PATCH: Speed up direct string concatenation by 20+%!
Carl Friedrich Bolz
cfbolz at gmx.de
Fri Sep 29 14:55:05 CEST 2006
Carl Friedrich Bolz wrote:
> Robin Becker wrote:
>> Larry Hastings wrote:
>>> THE PATCH
>>> The core concept: adding two strings together no longer returns a pure
>>> "string" object. Instead, it returns a "string concatenation" object
>>> which holds references to the two strings but does not actually
>>> them... yet. The strings are concatenated only when someone requests
>>> string's value, at which point it allocates all the space it needs and
>>> renders the concatenated string all at once.
>>> More to the point, if you add multiple strings together (a + b + c),
>>> it *doesn't* compute the intermediate strings (a + b).
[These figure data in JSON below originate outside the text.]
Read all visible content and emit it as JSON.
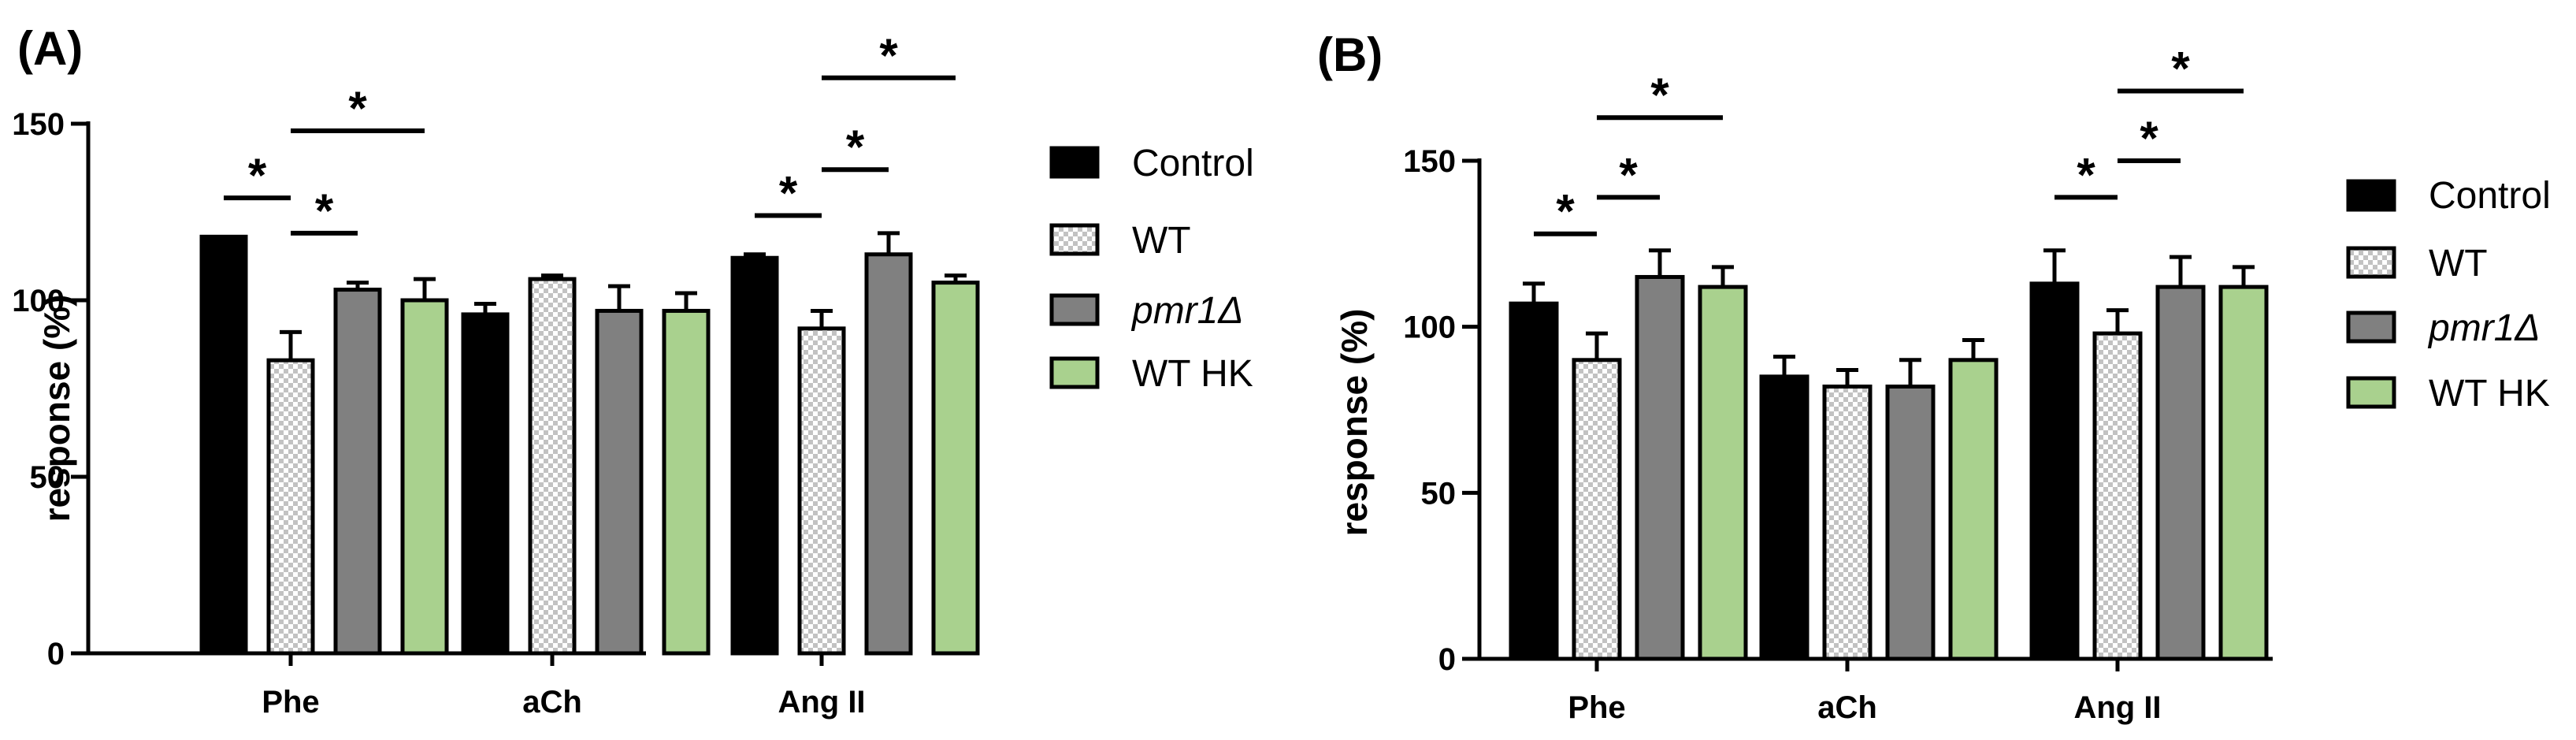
{
  "colors": {
    "Control": "#000000",
    "WT_check_a": "#ffffff",
    "WT_check_b": "#c2c2c2",
    "pmr1": "#808080",
    "WT HK": "#a9d18e",
    "axis": "#000000"
  },
  "legend": {
    "items": [
      {
        "label": "Control",
        "italic": false
      },
      {
        "label": "WT",
        "italic": false
      },
      {
        "label": "pmr1Δ",
        "italic": true
      },
      {
        "label": "WT HK",
        "italic": false
      }
    ]
  },
  "chart_data": [
    {
      "panel": "(A)",
      "type": "bar",
      "ylabel": "response (%)",
      "xlabel": "",
      "ylim": [
        0,
        150
      ],
      "yticks": [
        0,
        50,
        100,
        150
      ],
      "categories": [
        "Phe",
        "aCh",
        "Ang II"
      ],
      "series": [
        {
          "name": "Control",
          "values": [
            118,
            96,
            112
          ],
          "errors": [
            0,
            3,
            1
          ]
        },
        {
          "name": "WT",
          "values": [
            83,
            106,
            92
          ],
          "errors": [
            8,
            1,
            5
          ]
        },
        {
          "name": "pmr1Δ",
          "values": [
            103,
            97,
            113
          ],
          "errors": [
            2,
            7,
            6
          ]
        },
        {
          "name": "WT HK",
          "values": [
            100,
            97,
            105
          ],
          "errors": [
            6,
            5,
            2
          ]
        }
      ],
      "significance": [
        {
          "category": "Phe",
          "from": "Control",
          "to": "WT",
          "value": 129,
          "label": "*"
        },
        {
          "category": "Phe",
          "from": "WT",
          "to": "pmr1Δ",
          "value": 119,
          "label": "*"
        },
        {
          "category": "Phe",
          "from": "WT",
          "to": "WT HK",
          "value": 148,
          "label": "*"
        },
        {
          "category": "Ang II",
          "from": "Control",
          "to": "WT",
          "value": 124,
          "label": "*"
        },
        {
          "category": "Ang II",
          "from": "WT",
          "to": "pmr1Δ",
          "value": 137,
          "label": "*"
        },
        {
          "category": "Ang II",
          "from": "WT",
          "to": "WT HK",
          "value": 163,
          "label": "*"
        }
      ]
    },
    {
      "panel": "(B)",
      "type": "bar",
      "ylabel": "response (%)",
      "xlabel": "",
      "ylim": [
        0,
        150
      ],
      "yticks": [
        0,
        50,
        100,
        150
      ],
      "categories": [
        "Phe",
        "aCh",
        "Ang II"
      ],
      "series": [
        {
          "name": "Control",
          "values": [
            107,
            85,
            113
          ],
          "errors": [
            6,
            6,
            10
          ]
        },
        {
          "name": "WT",
          "values": [
            90,
            82,
            98
          ],
          "errors": [
            8,
            5,
            7
          ]
        },
        {
          "name": "pmr1Δ",
          "values": [
            115,
            82,
            112
          ],
          "errors": [
            8,
            8,
            9
          ]
        },
        {
          "name": "WT HK",
          "values": [
            112,
            90,
            112
          ],
          "errors": [
            6,
            6,
            6
          ]
        }
      ],
      "significance": [
        {
          "category": "Phe",
          "from": "Control",
          "to": "WT",
          "value": 128,
          "label": "*"
        },
        {
          "category": "Phe",
          "from": "WT",
          "to": "pmr1Δ",
          "value": 139,
          "label": "*"
        },
        {
          "category": "Phe",
          "from": "WT",
          "to": "WT HK",
          "value": 163,
          "label": "*"
        },
        {
          "category": "Ang II",
          "from": "Control",
          "to": "WT",
          "value": 139,
          "label": "*"
        },
        {
          "category": "Ang II",
          "from": "WT",
          "to": "pmr1Δ",
          "value": 150,
          "label": "*"
        },
        {
          "category": "Ang II",
          "from": "WT",
          "to": "WT HK",
          "value": 171,
          "label": "*"
        }
      ]
    }
  ]
}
>>> Upsides to this approach:
>> wouldn't this approach apply to other additions eg list+list seq+seq etc
> no, I think it depends on strings being immutable. If you do list1 +
> list2 that way and list1 is mutated then the resulting list would be
> changed too.
>> I suppose the utility of such an approach depends on the frequency with
>> which multiple strings/lists/sequences etc are added together in real
> I think there are quite a lot of string additions around, it's just that
> people get told to use join all the time, so they are not written using "+".